The ironies are overwhelming. Instead of insuring the stated “highest goal,” the police are violating the safety of the campus community. If the administration is dismayed about the response of the police, who is in charge? If certain members of the administration and staff are too overwhelmed due to budget cuts to respond appropriately, are they not also part of the 99%? I suggested this to AVC Castro and wondered out loud why she didn’t join the Occupiers. In the nine years I have known AVC Castro I have watched her health deteriorate and her control over her own life wane, all in faithful service to the university. This is not a rant against any one person, rather a depiction of a disturbingly dysfunctional system, a call for open and democratic dialogue, and a plea for leadership.
The administration, and particularly Chancellor Katehi, MUST commit to meeting with students on Monday on the quad in open dialogue. Letters and emissaries are not enough. While she has expressed sadness about the harm suffered by students on Friday, a personal apology is also in order. When AVC Castro said that the Chancellor is “unavailable due to being triple booked in moving forward her agenda of globalization and internationalization of the university,” I responded that her agenda reads as privatization to students and is part of the problem. If this is a misperception, it can only be dispelled in an open and transparent forum. While I have appreciated the Chancellor’s responses to hate crimes on campus, her dramatic increase of the budget of the LGBTRC and her support of women in the academy, she must also be present and effective in leading the university to fulfill the totality of its mission.

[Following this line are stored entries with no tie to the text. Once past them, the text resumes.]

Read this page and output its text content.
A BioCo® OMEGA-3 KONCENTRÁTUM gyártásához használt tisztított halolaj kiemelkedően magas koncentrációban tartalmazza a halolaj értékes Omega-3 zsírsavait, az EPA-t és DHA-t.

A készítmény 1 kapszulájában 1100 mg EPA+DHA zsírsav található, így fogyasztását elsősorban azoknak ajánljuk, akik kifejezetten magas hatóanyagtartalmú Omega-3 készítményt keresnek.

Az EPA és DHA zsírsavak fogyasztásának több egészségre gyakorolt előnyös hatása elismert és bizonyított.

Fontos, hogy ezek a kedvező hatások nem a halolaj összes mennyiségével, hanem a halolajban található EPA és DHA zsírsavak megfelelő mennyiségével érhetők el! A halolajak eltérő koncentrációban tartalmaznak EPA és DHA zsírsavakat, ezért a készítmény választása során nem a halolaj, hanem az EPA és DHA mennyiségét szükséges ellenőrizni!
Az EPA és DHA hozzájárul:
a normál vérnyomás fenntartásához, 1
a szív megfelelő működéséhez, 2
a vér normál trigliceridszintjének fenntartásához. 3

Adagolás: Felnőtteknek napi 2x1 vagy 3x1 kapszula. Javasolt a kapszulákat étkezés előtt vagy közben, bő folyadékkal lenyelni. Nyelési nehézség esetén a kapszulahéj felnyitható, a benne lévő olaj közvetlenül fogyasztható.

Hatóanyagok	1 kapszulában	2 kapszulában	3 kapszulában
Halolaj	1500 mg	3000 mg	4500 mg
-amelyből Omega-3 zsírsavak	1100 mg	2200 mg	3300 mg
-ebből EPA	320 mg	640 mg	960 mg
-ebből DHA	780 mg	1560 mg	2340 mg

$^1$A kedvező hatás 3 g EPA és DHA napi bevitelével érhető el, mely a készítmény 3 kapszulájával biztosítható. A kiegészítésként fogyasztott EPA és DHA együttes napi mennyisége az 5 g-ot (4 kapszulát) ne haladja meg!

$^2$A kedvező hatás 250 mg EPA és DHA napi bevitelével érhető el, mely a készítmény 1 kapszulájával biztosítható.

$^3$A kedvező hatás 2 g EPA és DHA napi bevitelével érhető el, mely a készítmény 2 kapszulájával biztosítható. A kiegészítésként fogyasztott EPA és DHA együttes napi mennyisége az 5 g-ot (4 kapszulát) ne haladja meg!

This requires careful and ongoing conversation with students, faculty and staff about the increasing climate of criminalization and dehumanization on campus.
In the meantime, please pray for peaceful, positive and significant change. Pray for healing. One of our CA House interns, Tom Zolot, has been a leader in the movement, spoke at the rally on Thursday and is now home healing from being pepper sprayed. Another of our CA House interns, Emily Pickens-Jones, has been cooking food from the CA House pantry and the Co-op and shuttling warm rations to the students on the quad. Most students I know are shocked that peaceful protest has come to this. I urge each member of the campus and city communities to be present on Monday at noon on the UC Davis quad. We must not let the events of the past week devolve into recriminations and further divisiveness. The brokenness of our system is certainly clear to us now if anyone had any question before. Major changes that support the wellness of all in our community—police and student, Sodexho employee and faculty, administration and homeless—are desperately needed. Healing in a pluralistic context is complex: some call for forgiveness, while others demand justice in the form of law and consequence, while still others advocate letting go. Some have no regular experience with a practice that brings healing. But this does not mean that healing is unachievable. Healing begins with honesty, humility and a commitment to understand. It begins with showing up. I hope to see you on the quad on Monday.
Thank you for this, Kristin. Very well written.
Rather than a Christian community, what i have seen here more nearly resembles a PAC, and a radical one at that. From my reading of the Bible we are supposed to be “in” the world, but not “of” it. So the police mistreated some of you. What else do you expect from the “world”?
I really can’t distinguish (especially on the UC Davis campus) between Christians concerned about ministering to the spiritual and physical needs of the hurting and disadvantaged and anarchical political groups which seem only to enjoy the excitement of protesting.
I don’t wish to denegrate you personally, but i think these quasi-religious groups (at least the ones i have seen on this site) are far off base if they truly wish to show the love of Christ.